P = read.csv("data/parole.csv")
nrow(P)
[1] 675
【1.2 底線機率】How many of the parolees in the dataset violated the terms of their parole?
nrow(subset(P,P$violator == 1))
[1] 78
2 整理資料框 Creating Our Prediction Model
【2.1 類別變數】Which variables in this dataset are unordered factors with at least three levels?
#state,crime
P$state %<>% as.factor
P$crime %<>% as.factor
【2.2 資料框摘要】How does the output of summary() change for a factor variable as compared to a numerical variable?
summary(P)
male race age state
Min. :0.000 Min. :1.00 Min. :18.4 1:143
1st Qu.:1.000 1st Qu.:1.00 1st Qu.:25.4 2:120
Median :1.000 Median :1.00 Median :33.7 3: 82
Mean :0.807 Mean :1.42 Mean :34.5 4:330
3rd Qu.:1.000 3rd Qu.:2.00 3rd Qu.:42.5
Max. :1.000 Max. :2.00 Max. :67.0
time.served max.sentence multiple.offenses crime
Min. :0.00 Min. : 1.0 Min. :0.000 1:315
1st Qu.:3.25 1st Qu.:12.0 1st Qu.:0.000 2:106
Median :4.40 Median :12.0 Median :1.000 3:153
Mean :4.20 Mean :13.1 Mean :0.536 4:101
3rd Qu.:5.20 3rd Qu.:15.0 3rd Qu.:1.000
Max. :6.00 Max. :18.0 Max. :1.000
violator
Min. :0.000
1st Qu.:0.000
Median :0.000
Mean :0.116
3rd Qu.:0.000
Max. :1.000
#The output becomes similar to that of the table() function applied to that variable correct
3 資料分割 Splitting into a Training and Testing Set
To ensure consistent training/testing set splits, run the following 5 lines of code (do not include the line numbers at the beginning):
set.seed(144)
library(caTools)
split = sample.split(parole$violator, SplitRatio = 0.7)
train = subset(parole, split == TRUE)
test = subset(parole, split == FALSE)
【3.1 指定隨機種子、依比例分割資料】Roughly what proportion of parolees have been allocated to the training and testing sets?
set.seed(144)
library(caTools)
split = sample.split(P$violator,SplitRatio = 0.7)
TR = subset(P,split == TRUE)
TS = subset(P,split == FALSE)
#70% to the training set, 30% to the testing set
【3.2 隨機種子的功用】Now, suppose you re-ran lines [1]-[5] of Problem 3.1. What would you expect? If you instead ONLY re-ran lines [3]-[5], what would you expect? If you instead called set.seed() with a different number and then re-ran lines [3]-[5] of Problem 3.1, what would you expect?
#The exact same training/testing set split as the first execution of [1]-[5]

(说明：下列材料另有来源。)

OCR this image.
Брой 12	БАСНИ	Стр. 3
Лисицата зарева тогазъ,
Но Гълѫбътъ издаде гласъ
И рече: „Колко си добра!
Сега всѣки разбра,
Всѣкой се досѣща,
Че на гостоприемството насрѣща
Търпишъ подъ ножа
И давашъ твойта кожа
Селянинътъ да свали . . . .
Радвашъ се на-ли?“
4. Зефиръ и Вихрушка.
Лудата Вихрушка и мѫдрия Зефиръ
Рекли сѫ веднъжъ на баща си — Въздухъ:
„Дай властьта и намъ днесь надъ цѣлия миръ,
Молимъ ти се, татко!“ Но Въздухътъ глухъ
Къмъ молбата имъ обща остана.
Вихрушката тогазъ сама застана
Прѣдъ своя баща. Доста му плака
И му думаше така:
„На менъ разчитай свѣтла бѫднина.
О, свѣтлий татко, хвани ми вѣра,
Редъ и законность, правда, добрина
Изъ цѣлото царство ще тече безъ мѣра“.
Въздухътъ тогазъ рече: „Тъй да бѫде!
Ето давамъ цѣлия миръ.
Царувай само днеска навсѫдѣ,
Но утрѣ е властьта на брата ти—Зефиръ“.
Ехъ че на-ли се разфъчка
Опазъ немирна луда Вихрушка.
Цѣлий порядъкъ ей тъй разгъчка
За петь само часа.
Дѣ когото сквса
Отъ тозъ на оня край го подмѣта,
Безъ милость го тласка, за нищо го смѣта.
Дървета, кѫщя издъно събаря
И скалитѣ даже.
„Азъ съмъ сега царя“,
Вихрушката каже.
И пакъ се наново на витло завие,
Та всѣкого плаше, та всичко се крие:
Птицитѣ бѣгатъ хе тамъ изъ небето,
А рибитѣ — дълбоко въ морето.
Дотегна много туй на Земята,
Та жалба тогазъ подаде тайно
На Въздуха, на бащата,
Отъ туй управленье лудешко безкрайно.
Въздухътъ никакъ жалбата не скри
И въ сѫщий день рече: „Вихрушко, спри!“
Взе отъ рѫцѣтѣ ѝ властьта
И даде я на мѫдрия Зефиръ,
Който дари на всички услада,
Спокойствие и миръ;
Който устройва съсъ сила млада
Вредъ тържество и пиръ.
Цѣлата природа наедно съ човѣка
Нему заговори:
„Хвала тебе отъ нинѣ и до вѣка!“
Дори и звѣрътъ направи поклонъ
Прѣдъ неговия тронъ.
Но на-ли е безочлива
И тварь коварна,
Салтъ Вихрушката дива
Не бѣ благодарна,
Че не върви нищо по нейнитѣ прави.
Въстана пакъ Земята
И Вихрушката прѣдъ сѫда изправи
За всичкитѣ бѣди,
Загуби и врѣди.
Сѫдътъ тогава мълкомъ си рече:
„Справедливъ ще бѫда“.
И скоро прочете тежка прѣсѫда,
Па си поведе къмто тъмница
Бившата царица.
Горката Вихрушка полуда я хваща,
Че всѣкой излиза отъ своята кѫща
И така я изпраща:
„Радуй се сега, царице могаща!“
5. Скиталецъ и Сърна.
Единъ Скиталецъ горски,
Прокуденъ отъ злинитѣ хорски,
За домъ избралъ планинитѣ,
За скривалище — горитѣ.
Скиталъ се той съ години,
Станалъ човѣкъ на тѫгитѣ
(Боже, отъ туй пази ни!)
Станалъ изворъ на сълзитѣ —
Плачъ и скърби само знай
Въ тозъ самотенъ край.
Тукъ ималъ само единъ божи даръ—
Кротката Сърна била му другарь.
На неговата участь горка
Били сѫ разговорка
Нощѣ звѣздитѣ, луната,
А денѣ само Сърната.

#A different training/testing set split from the first execution of [1]-[5]
#A different training/testing set split from the first execution of [1]-[5]

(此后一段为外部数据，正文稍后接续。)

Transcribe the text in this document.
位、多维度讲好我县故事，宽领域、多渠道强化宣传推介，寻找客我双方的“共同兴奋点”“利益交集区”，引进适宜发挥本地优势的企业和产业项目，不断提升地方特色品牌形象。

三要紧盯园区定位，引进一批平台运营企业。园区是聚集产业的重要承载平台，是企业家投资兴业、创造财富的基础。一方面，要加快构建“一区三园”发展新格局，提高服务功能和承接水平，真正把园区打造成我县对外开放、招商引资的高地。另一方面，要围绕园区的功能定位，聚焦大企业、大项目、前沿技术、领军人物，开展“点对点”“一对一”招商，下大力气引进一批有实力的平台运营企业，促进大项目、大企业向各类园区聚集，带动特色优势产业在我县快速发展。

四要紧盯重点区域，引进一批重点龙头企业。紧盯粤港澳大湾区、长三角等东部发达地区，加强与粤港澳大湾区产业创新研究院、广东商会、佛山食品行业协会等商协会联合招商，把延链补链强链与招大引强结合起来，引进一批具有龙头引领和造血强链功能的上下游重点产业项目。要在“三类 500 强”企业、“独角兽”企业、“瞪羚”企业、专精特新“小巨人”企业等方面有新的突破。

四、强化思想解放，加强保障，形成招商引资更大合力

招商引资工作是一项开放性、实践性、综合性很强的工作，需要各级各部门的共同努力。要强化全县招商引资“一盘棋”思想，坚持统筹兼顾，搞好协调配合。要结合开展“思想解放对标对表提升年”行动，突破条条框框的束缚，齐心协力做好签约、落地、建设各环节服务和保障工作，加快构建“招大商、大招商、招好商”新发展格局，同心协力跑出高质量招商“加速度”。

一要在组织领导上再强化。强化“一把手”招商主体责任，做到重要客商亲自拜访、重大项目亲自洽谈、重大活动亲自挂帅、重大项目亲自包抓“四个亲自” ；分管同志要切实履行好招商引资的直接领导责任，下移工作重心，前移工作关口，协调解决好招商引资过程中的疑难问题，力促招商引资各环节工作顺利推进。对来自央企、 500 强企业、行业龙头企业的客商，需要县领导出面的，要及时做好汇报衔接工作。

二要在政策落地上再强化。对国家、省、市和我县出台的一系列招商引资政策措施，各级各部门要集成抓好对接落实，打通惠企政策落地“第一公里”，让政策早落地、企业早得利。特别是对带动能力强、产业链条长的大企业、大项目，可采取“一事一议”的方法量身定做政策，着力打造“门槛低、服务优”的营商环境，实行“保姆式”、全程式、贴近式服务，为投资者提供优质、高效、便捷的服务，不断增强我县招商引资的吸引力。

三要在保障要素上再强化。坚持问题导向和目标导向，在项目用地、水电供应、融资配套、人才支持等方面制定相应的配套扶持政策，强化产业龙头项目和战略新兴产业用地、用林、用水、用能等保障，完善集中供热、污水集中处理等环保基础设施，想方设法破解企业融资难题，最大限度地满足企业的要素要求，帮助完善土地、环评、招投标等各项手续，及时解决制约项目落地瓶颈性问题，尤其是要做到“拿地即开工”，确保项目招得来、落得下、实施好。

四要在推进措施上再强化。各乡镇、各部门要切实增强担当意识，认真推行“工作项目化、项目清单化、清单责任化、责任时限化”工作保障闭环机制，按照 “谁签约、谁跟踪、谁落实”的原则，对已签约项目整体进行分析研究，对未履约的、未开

4 建立模型 Building a Logistic Regression Model
If you tested other training/testing set splits in the previous section, please re-run the original 5 lines of code to obtain the original split.
Using glm (and remembering the parameter family=“binomial”), train a logistic regression model on the training set. Your dependent variable is “violator”, and you should use all of the other variables as independent variables.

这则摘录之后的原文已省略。